Cynthia Cisneros, KTRK-Houston, reported about the economic affects of the drought in our area. Here is the transcript from her June 16th news report:
Ranchers in Fort Bend County say they are having to take extreme measures to deal with the extreme drought. It’s not just homeowners who are having to watch their grass turn brown because of the lack of rainfall. Local ranchers say they seeing the same thing as well. But for them, the grass is food for cattle and without it, their herds can suffer.
What’s happening at the T&M Ranch outside of Richmond is happening to cattle ranchers all across Texas. The cows have been fussing all morning. They are mooing, says the rancher, because he’s thinning his herd by removing the calves from their mothers. It’s an extreme decision Tim Wiethat made to save the rest of his herd. There’s just not enough grass, and the pastures have dried up from the drought.
“We’d normally ship these calves in October and hopefully they’d weigh 650 to 700 pounds. Right now, they’re weighing 400 pounds. We’re getting them off the cattle to try and get the cattle to breed back. Basically, we’re running out of grass,” said Wiethat.
He’s one of many ranchers in Ft. Bend Co. culling their herds. The usually lush pastures are brown and dusty, leaving smaller areas for forage and a smaller chance for profit this year. Tom Dompier has been moving his cows from one pasture to another, going wherever there is grass.

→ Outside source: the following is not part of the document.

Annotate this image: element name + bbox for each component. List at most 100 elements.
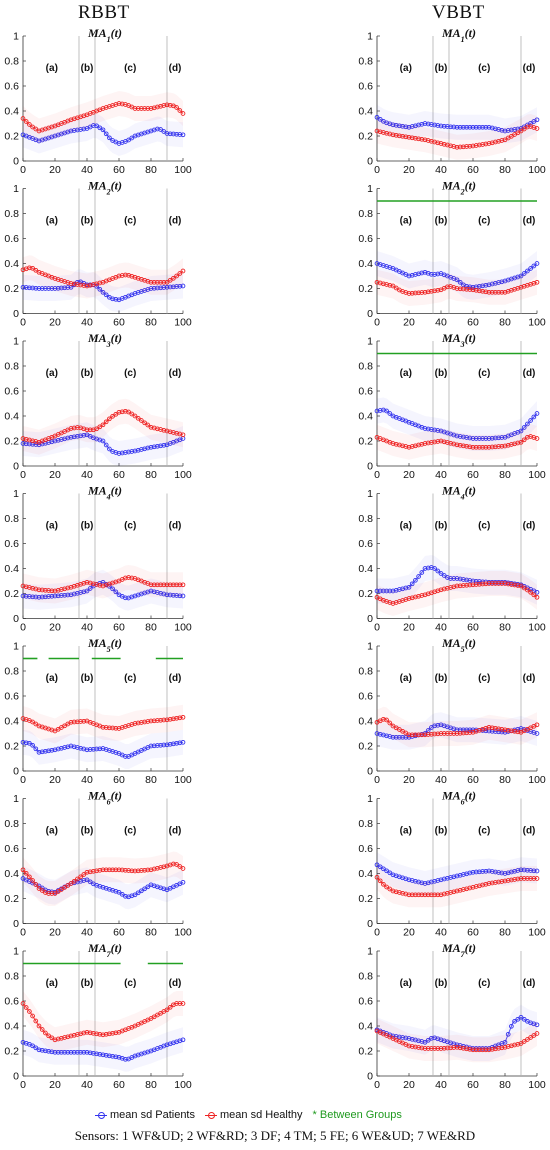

“There is a sense of impending doom. In order for the cattle to survive, I’m going to have to sell the cattle. We don’t get enough rain, get enough feed — I don’t want to sit here and watch them die,” said Dompier. He says he has plenty of well water pumped to troughs, but it is his hay barn that worries him. His winter supply is a resource Dompier says he’s forced to use now.
“This is left over from last year, and I’ve got a few bale in here from this year, and that’s all I’ve got right now,” said Dompier. “If I start using it this summer, I’m not going to have any hay for the winter.” That is a dilemma, the USDA says, that is happening to cattle ranchers all across the state.